With respect I have the Honor to be Sir Your very hhb Servant John Bondfield

RC (Adams Papers). The removal of the seal has resulted in the loss of a portion of the dateline and two or three words.

1.

Bondfield's information was based on rumors and the unfounded assumption that France and Spain would undertake combined operations in the West Indies in 1780. The figure given for Guichen's fleet is approximately equal to the number of ships he took into the Battle of Martinique in April, but Bondfield fails to mention the four ships of the line under La Motte-Picquet that were also in the West Indies (vol. 8:337, 360). The force given for Don Josef Solano is correct, but he remained at Havana and no additional vessels from Cádiz or El Ferrol were sent (Mackesy, War for America , p. 333–334).
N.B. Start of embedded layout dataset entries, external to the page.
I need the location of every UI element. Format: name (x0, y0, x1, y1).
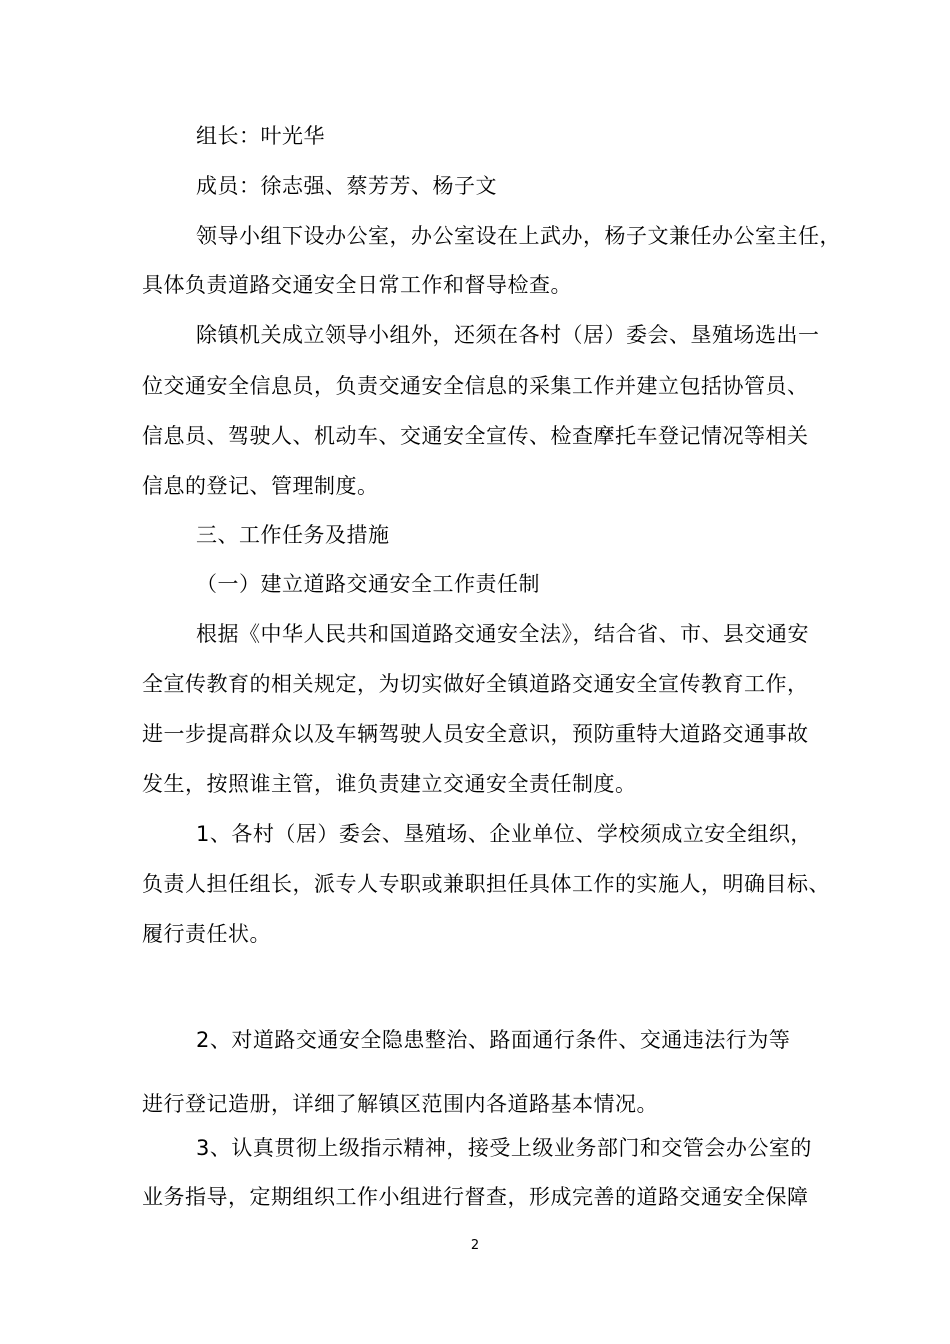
subsection-heading: （一）建立道路交通安全工作责任制 (196, 572, 540, 596)
text-line: 进一步提高群众以及车辆驾驶人员安全意识，预防重特大道路交通事故 (142, 722, 809, 746)
page-number: 2 (470, 1238, 480, 1253)
text-line: 信息的登记、管理制度。 (142, 474, 379, 498)
text-line: 位交通安全信息员，负责交通安全信息的采集工作并建立包括协管员、 (142, 374, 809, 398)
text-line: 根据《中华人民共和国道路交通安全法》，结合省、市、县交通安 (196, 622, 809, 646)
text-line-leader: 组长：叶光华 (196, 124, 325, 148)
text-line: 业务指导，定期组织工作小组进行督查，形成完善的道路交通安全保障 (142, 1185, 809, 1209)
text-line: 领导小组下设办公室，办公室设在上武办，杨子文兼任办公室主任， (196, 224, 841, 248)
list-item-1: 1、各村（居）委会、垦殖场、企业单位、学校须成立安全组织， (196, 822, 812, 846)
section-heading: 三、工作任务及措施 (196, 523, 390, 547)
text-line: 进行登记造册，详细了解镇区范围内各道路基本情况。 (142, 1092, 658, 1116)
list-item-2: 2、对道路交通安全隐患整治、路面通行条件、交通违法行为等 (196, 1028, 791, 1052)
text-line-members: 成员：徐志强、蔡芳芳、杨子文 (196, 174, 497, 198)
text-line: 负责人担任组长，派专人专职或兼职担任具体工作的实施人，明确目标、 (142, 872, 830, 896)
text-line: 信息员、驾驶人、机动车、交通安全宣传、检查摩托车登记情况等相关 (142, 424, 809, 448)
text-line: 全宣传教育的相关规定，为切实做好全镇道路交通安全宣传教育工作， (142, 672, 809, 696)
text-line: 发生，按照谁主管，谁负责建立交通安全责任制度。 (142, 772, 637, 796)
text-line: 具体负责道路交通安全日常工作和督导检查。 (142, 273, 572, 297)
text-line: 履行责任状。 (142, 922, 271, 946)
text-line: 除镇机关成立领导小组外，还须在各村（居）委会、垦殖场选出一 (196, 323, 820, 347)
list-item-3: 3、认真贯彻上级指示精神，接受上级业务部门和交管会办公室的 (196, 1136, 812, 1160)
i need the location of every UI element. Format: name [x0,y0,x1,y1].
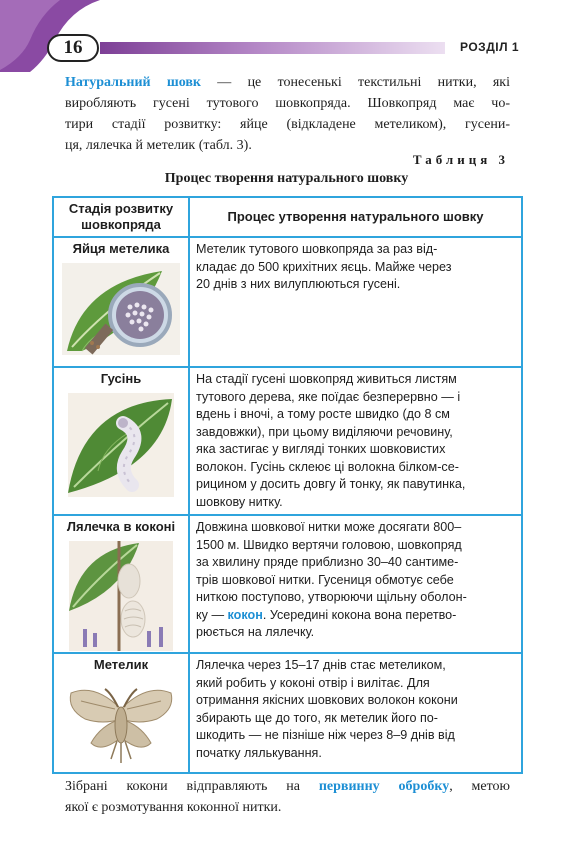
silk-moth-icon [65,679,177,765]
process-cell-caterpillar [189,367,522,515]
term-primary-processing: первинну обробку [318,779,450,794]
intro-paragraph [65,72,510,156]
process-cell-eggs [189,237,522,367]
desc-line: волокон. Гусінь склеює ці волокна білком-се- [196,459,459,474]
intro-line-1: — це тонесенькі текстильні нитки, які [200,75,510,90]
table-row [53,515,522,653]
desc-line: 20 днів з них вилуплюються гусені. [196,277,401,291]
intro-line-3: тири стадії розвитку: яйце (відкладене метеликом), гусени- [65,117,510,132]
section-label: РОЗДІЛ 1 [460,40,520,54]
desc-line: Метелик тутового шовкопряда за раз від- [196,242,438,256]
process-cell-moth [189,653,522,773]
term-natural-silk: Натуральний шовк [65,75,201,90]
intro-line-2: виробляють гусені тутового шовкопряда. Шовкопряд має чо- [65,96,510,111]
desc-line: На стадії гусені шовкопряд живиться листям [196,372,457,386]
desc-fragment: . Усередині кокона вона перетво- [262,607,457,622]
table-row [53,367,522,515]
desc-line: за хвилину пряде приблизно 30–40 сантиме- [196,555,459,569]
intro-line-4: ця, лялечка й метелик (табл. 3). [65,138,252,153]
stage-cell-moth [53,653,189,773]
desc-fragment: ку — [196,607,228,622]
header-bar [100,42,445,54]
desc-line: шовкову нитку. [196,494,283,509]
desc-line: яка застигає у вигляді тонких шовковистих [196,442,446,456]
outro-paragraph [65,776,510,818]
desc-line: початку лялькування. [196,745,322,760]
outro-fragment: , метою [449,779,511,794]
header-stage [53,197,189,237]
desc-line: шкодить — не пізніше ніж через 8–9 днів від [196,728,455,742]
outro-fragment: Зібрані кокони відправляють на [65,779,319,794]
table-label: Таблиця 3 [412,152,509,167]
header-stage-line-1: Стадія розвитку [68,201,174,216]
header-process: Процес утворення натурального шовку [189,197,522,237]
stage-cell-eggs [53,237,189,367]
term-cocoon: кокон [227,607,263,622]
desc-line: тутового дерева, яке поїдає безперервно — і [196,389,461,404]
stage-name: Гусінь [100,371,142,386]
desc-line: рицином у досить довгу й тонку, як павутинка, [196,477,466,491]
table-row [53,237,522,367]
desc-line: рюється на лялечку. [196,625,315,639]
desc-line: Довжина шовкової нитки може досягати 800– [196,520,462,534]
stage-name: Лялечка в коконі [66,519,176,534]
process-cell-cocoon [189,515,522,653]
silk-process-table [52,196,523,774]
header-stage-line-2: шовкопряда [81,217,161,232]
outro-line-2: якої є розмотування коконної нитки. [65,800,282,815]
desc-line: ниткою поступово, утворюючи щільну оболон- [196,590,467,604]
leaf-with-eggs-magnifier-icon [62,263,180,355]
desc-line: Лялечка через 15–17 днів стає метеликом, [196,658,446,672]
page-number: 16 [47,34,99,62]
desc-line: 1500 м. Швидко вертячи головою, шовкопряд [196,537,462,552]
desc-line-with-term [196,607,515,625]
desc-line: завдовжки), при цьому виділяючи речовину, [196,424,453,439]
stage-cell-caterpillar [53,367,189,515]
cocoons-on-branch-icon [69,541,173,651]
table-header-row [53,197,522,237]
table-title: Процес творення натурального шовку [164,171,409,186]
desc-line: який робить у коконі отвір і вилітає. Для [196,675,430,690]
stage-name: Яйця метелика [72,241,170,256]
table-row [53,653,522,773]
desc-line: вдень і вночі, а тому росте швидко (до 8 см [196,407,450,421]
desc-line: отримання якісних шовкових волокон кокони [196,693,458,707]
desc-line: збирають ще до того, як метелик його по- [196,710,438,725]
stage-name: Метелик [93,657,149,672]
desc-line: трів шовкової нитки. Гусениця обмотує себе [196,572,454,587]
caterpillar-on-leaf-icon [68,393,174,497]
desc-line: кладає до 500 крихітних яєць. Майже через [196,259,452,274]
stage-cell-cocoon [53,515,189,653]
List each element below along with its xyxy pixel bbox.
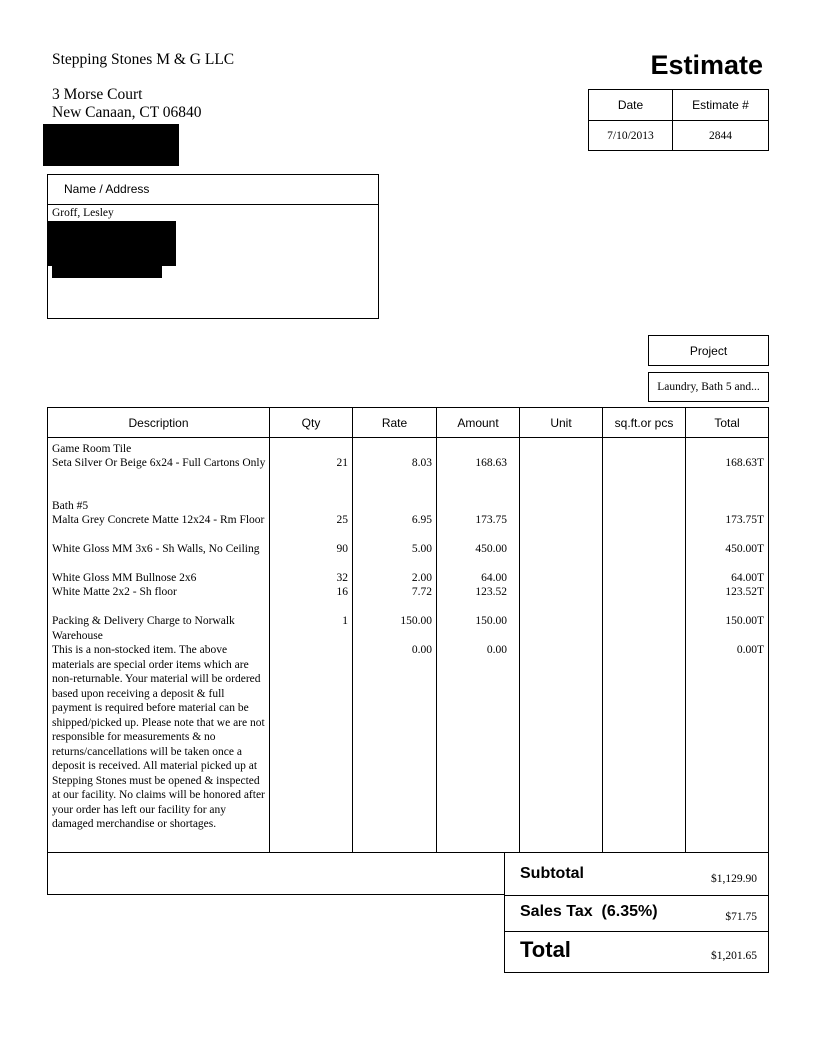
date-label: Date bbox=[617, 98, 644, 112]
header-qty: Qty bbox=[301, 416, 321, 430]
row-total: 123.52T bbox=[725, 586, 764, 598]
row-amount: 450.00 bbox=[475, 543, 507, 555]
row-rate: 150.00 bbox=[400, 615, 432, 627]
row-total: 450.00T bbox=[725, 543, 764, 555]
row-qty: 21 bbox=[336, 457, 348, 469]
row-description: This is a non-stocked item. The above materials are special order items which are non-returnable. Your material will be ordered based upon receiving a deposit & full payment is required before material can be shipped/picked up. Please note that we are not responsible for measurements & no returns/cancellations will be taken once a deposit is received. All material picked up at Stepping Stones must be opened & inspected at our facility. No claims will be honored after your order has left our facility for any damaged merchandise or shortages. bbox=[52, 644, 268, 830]
row-rate: 0.00 bbox=[411, 644, 432, 656]
row-description: White Matte 2x2 - Sh floor bbox=[52, 586, 177, 598]
row-amount: 173.75 bbox=[475, 514, 507, 526]
row-rate: 6.95 bbox=[411, 514, 432, 526]
estimate-number-label: Estimate # bbox=[692, 98, 749, 112]
sales-tax-value: $71.75 bbox=[725, 911, 757, 923]
row-total: 0.00T bbox=[736, 644, 764, 656]
row-total: 168.63T bbox=[725, 457, 764, 469]
row-qty: 1 bbox=[342, 615, 348, 627]
row-description: Bath #5 bbox=[52, 500, 89, 512]
total-value: $1,201.65 bbox=[711, 950, 757, 962]
row-total: 64.00T bbox=[731, 572, 764, 584]
row-amount: 123.52 bbox=[475, 586, 507, 598]
row-total: 150.00T bbox=[725, 615, 764, 627]
row-description: Seta Silver Or Beige 6x24 - Full Cartons Only bbox=[52, 457, 266, 469]
project-label: Project bbox=[648, 335, 769, 366]
footer-blank-box bbox=[47, 852, 505, 895]
subtotal-label: Subtotal bbox=[520, 865, 584, 882]
page-title: Estimate bbox=[650, 50, 763, 80]
row-qty: 25 bbox=[336, 514, 348, 526]
header-unit: Unit bbox=[550, 416, 572, 430]
bill-to-name: Groff, Lesley bbox=[52, 207, 114, 219]
header-sqft: sq.ft.or pcs bbox=[614, 416, 674, 430]
company-address-line1: 3 Morse Court bbox=[52, 86, 143, 103]
row-rate: 8.03 bbox=[411, 457, 432, 469]
header-amount: Amount bbox=[457, 416, 499, 430]
row-amount: 0.00 bbox=[486, 644, 507, 656]
totals-box bbox=[504, 852, 769, 973]
redacted-block bbox=[43, 124, 179, 166]
row-rate: 5.00 bbox=[411, 543, 432, 555]
date-value: 7/10/2013 bbox=[607, 129, 654, 142]
row-description: Malta Grey Concrete Matte 12x24 - Rm Floor bbox=[52, 514, 265, 526]
row-amount: 150.00 bbox=[475, 615, 507, 627]
bill-to-label: Name / Address bbox=[64, 182, 150, 196]
company-name: Stepping Stones M & G LLC bbox=[52, 51, 235, 68]
redacted-block bbox=[52, 264, 162, 278]
estimate-number-value: 2844 bbox=[709, 129, 732, 142]
row-amount: 168.63 bbox=[475, 457, 507, 469]
row-amount: 64.00 bbox=[481, 572, 507, 584]
row-qty: 16 bbox=[336, 586, 348, 598]
row-rate: 7.72 bbox=[411, 586, 432, 598]
header-total: Total bbox=[714, 416, 740, 430]
row-qty: 90 bbox=[336, 543, 348, 555]
total-label: Total bbox=[520, 937, 571, 962]
header-description: Description bbox=[128, 416, 189, 430]
project-value: Laundry, Bath 5 and... bbox=[648, 372, 769, 402]
subtotal-value: $1,129.90 bbox=[711, 873, 757, 885]
row-description: White Gloss MM 3x6 - Sh Walls, No Ceiling bbox=[52, 543, 260, 555]
header-rate: Rate bbox=[381, 416, 408, 430]
redacted-block bbox=[48, 221, 176, 266]
row-description: White Gloss MM Bullnose 2x6 bbox=[52, 572, 197, 584]
row-description: Packing & Delivery Charge to Norwalk Warehouse bbox=[52, 615, 238, 642]
row-qty: 32 bbox=[336, 572, 348, 584]
row-description: Game Room Tile bbox=[52, 443, 132, 455]
sales-tax-label: Sales Tax (6.35%) bbox=[520, 903, 658, 920]
row-rate: 2.00 bbox=[411, 572, 432, 584]
row-total: 173.75T bbox=[725, 514, 764, 526]
company-address-line2: New Canaan, CT 06840 bbox=[52, 104, 202, 121]
items-table bbox=[47, 407, 769, 853]
estimate-meta-box bbox=[588, 89, 769, 151]
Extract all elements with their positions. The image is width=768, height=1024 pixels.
Como. Louis-Antoine de Bougainville commanded a ship of the line under Estaing in 1779 and would command a squadron under Grasse in 1781, but he had presumably returned to France with Estaing and in 1780 was not in the West Indies (W. M. James, The British Navy in Adversity, London, 1926, p. 435, 445). Ternay's fleet remained to the “Northward” (i.e. in and around Newport, R.I.) and took no part in West Indian operations in 1780. In any event, at no time during the war did the British navy in the West Indies encounter the fleet of sixtyone ships of the line contemplated by Bondfield. As to the troop strength in the West Indies, by the date of this letter France had 36 battalions or approximately 20,000 men in the West Indies so that the addition of the Spanish troops brought the allied total to over 30,000. The British army in the West Indies reached its highest level for the entire war in Sept. 1780 at 11,153 troops. The ravages of disease, however, meant that the actual number of effectives (those fit for service) was always considerably less than the official totals, which are also misleading since the troops were scattered among the various islands (Dull, French Navy and Amer. Independence , p. 377; Mackesy, War for America , p. 334, 525).

2.

Russia, as a neutral, had not signed a new treaty with France. Bondfield may be referring to the French approval of the terms of Russia's declaration of an armed neutrality insofar as it operated against British interests.